A confirmação do surto levou à interdição de 616 pontos de venda de caldo, mas a Vigilância afirmou não poder garantir que todos os quiosques foram fechados. "Esse comércio é irregular e muitos desses pontos são clandestinos", disse Raquel Bitencourt. Ela também afirmou que a contaminação dos canaviais pelo barbeiro "está praticamente descartada".
A cana que abastece os quiosques de caldo sai, principalmente, de propriedades de Gaspar e Luiz Alves, cidades distantes de 30 a 60 km dos pontos de consumo.

Exames restritos
Até o meio-dia de ontem, apenas um posto municipal do centro de Florianópolis funcionou para atender aos que tomaram caldo de cana no período investigado -1º de fevereiro a 20 de março.
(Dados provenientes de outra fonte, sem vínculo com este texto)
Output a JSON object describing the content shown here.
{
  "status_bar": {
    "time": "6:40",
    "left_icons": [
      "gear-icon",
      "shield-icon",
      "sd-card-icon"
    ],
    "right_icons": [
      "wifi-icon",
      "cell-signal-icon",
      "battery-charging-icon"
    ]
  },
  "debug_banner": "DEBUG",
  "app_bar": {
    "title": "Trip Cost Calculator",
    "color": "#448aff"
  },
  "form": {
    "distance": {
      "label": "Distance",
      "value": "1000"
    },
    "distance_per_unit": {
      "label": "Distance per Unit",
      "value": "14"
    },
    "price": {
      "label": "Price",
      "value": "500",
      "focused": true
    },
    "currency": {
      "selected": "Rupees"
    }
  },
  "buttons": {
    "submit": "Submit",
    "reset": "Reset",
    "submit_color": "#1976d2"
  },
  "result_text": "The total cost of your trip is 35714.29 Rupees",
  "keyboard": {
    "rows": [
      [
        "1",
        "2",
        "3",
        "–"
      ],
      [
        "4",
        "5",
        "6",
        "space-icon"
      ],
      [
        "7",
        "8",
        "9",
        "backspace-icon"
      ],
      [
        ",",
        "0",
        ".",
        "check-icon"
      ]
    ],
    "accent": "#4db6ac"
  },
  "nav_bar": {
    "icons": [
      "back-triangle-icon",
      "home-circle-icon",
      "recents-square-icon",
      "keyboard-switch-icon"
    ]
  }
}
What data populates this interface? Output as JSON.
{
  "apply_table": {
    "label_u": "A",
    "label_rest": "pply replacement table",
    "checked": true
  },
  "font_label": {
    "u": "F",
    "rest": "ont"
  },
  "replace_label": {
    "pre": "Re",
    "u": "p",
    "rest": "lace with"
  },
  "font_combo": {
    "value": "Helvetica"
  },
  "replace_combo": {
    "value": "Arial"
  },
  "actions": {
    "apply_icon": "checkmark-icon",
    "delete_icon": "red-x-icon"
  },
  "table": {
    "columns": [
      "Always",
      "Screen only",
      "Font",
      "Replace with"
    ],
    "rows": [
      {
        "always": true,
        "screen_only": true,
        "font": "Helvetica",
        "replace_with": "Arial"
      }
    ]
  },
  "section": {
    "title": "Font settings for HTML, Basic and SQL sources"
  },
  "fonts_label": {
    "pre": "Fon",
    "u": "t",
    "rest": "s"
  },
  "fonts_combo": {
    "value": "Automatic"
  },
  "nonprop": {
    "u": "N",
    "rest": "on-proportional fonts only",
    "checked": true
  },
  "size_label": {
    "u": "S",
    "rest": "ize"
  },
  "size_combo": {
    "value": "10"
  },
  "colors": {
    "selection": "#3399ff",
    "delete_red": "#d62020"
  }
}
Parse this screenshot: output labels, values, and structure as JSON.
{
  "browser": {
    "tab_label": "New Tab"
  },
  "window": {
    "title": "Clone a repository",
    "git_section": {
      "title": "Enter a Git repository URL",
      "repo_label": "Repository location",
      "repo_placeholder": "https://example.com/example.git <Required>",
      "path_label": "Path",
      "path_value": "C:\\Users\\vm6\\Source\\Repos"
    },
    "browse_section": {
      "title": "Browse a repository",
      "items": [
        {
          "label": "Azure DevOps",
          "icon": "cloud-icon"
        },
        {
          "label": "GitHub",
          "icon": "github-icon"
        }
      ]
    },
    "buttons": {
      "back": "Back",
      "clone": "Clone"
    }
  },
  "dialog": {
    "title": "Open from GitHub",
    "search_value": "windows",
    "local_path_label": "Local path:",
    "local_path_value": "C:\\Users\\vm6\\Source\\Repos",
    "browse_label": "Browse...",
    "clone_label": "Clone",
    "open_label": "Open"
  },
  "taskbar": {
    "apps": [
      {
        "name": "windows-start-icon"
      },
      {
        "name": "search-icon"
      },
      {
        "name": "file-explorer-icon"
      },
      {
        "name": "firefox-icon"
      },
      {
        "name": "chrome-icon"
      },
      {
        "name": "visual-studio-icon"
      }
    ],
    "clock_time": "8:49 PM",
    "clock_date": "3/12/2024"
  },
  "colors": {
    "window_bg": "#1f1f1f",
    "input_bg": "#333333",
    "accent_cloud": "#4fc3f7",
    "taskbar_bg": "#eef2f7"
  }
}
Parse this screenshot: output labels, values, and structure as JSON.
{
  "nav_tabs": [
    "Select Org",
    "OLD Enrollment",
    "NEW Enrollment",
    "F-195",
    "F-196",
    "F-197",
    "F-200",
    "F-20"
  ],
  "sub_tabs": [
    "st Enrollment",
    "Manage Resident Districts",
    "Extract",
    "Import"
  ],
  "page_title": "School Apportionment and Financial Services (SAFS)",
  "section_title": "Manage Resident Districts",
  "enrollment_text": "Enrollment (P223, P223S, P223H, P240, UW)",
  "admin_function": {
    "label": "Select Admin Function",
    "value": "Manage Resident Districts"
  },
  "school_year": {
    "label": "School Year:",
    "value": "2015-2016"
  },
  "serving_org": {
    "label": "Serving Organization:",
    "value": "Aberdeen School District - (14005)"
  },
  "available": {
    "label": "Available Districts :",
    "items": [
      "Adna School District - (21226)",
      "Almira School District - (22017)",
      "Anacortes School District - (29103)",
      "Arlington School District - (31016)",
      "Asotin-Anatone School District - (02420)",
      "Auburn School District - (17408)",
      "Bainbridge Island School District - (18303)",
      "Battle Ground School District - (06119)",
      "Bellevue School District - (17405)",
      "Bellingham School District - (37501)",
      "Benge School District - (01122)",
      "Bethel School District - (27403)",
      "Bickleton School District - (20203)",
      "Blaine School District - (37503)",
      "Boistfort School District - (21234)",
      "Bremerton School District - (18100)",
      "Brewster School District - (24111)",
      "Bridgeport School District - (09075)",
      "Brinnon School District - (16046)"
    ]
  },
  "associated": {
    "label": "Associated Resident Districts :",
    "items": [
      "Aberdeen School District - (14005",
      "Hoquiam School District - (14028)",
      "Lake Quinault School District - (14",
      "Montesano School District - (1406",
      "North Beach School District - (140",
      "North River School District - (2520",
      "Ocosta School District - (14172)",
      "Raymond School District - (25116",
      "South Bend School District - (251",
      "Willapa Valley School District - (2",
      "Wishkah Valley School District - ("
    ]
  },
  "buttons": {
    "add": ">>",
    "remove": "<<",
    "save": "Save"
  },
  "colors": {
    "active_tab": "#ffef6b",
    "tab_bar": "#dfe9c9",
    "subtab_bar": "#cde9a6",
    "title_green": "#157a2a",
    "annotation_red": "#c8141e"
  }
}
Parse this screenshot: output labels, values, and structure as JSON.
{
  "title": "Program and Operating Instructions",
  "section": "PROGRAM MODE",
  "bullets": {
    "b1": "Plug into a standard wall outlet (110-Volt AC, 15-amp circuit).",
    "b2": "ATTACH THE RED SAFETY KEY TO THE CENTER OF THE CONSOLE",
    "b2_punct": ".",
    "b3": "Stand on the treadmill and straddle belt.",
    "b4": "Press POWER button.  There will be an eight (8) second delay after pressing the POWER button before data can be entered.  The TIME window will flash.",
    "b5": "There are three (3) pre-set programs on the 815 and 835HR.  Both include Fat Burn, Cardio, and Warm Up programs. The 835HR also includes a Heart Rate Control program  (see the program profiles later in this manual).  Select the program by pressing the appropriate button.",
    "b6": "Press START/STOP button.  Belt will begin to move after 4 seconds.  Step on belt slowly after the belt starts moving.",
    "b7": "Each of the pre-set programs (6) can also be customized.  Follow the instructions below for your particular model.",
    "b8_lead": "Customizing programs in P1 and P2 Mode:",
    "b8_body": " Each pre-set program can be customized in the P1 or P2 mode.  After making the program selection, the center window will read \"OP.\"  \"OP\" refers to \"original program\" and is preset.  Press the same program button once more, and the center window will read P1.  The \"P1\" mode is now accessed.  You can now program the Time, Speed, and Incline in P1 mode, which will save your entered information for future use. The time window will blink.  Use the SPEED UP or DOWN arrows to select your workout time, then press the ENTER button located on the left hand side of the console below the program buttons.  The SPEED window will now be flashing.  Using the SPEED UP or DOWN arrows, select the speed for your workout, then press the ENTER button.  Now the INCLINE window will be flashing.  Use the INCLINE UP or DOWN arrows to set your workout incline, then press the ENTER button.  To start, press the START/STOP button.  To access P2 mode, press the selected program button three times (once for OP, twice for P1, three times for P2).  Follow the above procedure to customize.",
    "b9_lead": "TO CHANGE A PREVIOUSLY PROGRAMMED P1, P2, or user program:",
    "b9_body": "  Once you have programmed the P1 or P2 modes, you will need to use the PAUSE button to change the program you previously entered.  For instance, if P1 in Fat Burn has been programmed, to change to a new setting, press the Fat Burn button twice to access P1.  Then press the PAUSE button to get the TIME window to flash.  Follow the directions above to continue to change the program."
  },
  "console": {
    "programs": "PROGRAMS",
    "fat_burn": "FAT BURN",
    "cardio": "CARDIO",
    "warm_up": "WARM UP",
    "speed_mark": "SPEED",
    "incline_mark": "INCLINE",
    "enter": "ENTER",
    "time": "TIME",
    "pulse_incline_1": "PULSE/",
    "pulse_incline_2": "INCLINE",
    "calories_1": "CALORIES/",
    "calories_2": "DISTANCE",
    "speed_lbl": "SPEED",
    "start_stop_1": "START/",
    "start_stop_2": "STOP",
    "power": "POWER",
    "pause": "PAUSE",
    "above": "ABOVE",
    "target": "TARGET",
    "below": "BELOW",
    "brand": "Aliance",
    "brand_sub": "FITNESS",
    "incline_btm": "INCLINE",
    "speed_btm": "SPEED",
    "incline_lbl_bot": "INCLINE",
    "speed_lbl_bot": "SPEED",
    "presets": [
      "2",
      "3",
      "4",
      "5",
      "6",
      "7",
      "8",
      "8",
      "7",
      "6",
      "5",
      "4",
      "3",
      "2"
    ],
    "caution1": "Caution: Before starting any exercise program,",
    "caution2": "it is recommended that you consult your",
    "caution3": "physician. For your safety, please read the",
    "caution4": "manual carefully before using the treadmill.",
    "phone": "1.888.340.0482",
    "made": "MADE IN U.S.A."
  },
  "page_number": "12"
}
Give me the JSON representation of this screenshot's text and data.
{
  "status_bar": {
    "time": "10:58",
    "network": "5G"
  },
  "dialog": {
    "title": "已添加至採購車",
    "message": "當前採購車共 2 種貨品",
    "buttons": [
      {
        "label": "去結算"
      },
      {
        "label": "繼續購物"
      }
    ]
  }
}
A Secretaria de Saúde de Florianópolis chegou a divulgar nota informando que seus postos estariam fechados, por impossibilidade de formar equipes de plantão na quinta-feira de ponto facultativo. Mas, no início da tarde, já eram quatro os pontos de coleta de sangue para exames.
Ainda assim, a coleta foi restrita a pessoas com algum sintoma da doença -febre, dores musculares, dor de cabeça, calafrios. O atendimento a casos sem sintomas foi postergado por falta de kits para exames.
Entretanto, no Rio de Janeiro, o ministro da Saúde, Humberto Costa, disse que foram enviados 50 mil kits ao Estado.
A restrição fez a aposentada Edith Ferreira dos Santos, 68, e os netos Bruno, 12, e Rafael, 16, voltarem para casa ainda preocupados. Oito membros da família tomaram caldo em 5 de março.
Num quiosque de Porto Belo, um dos proprietários, Jamir Venceslau Raulino, 46, disse que, em dias movimentados do verão, chegava a vender até 400 copos de caldo ao dia. Ontem a máquina de moer cana estava lacrada. Para ele, o surto no litoral de Santa Catarina foi orquestrado por uma multinacional de refrigerantes para combater a concorrência.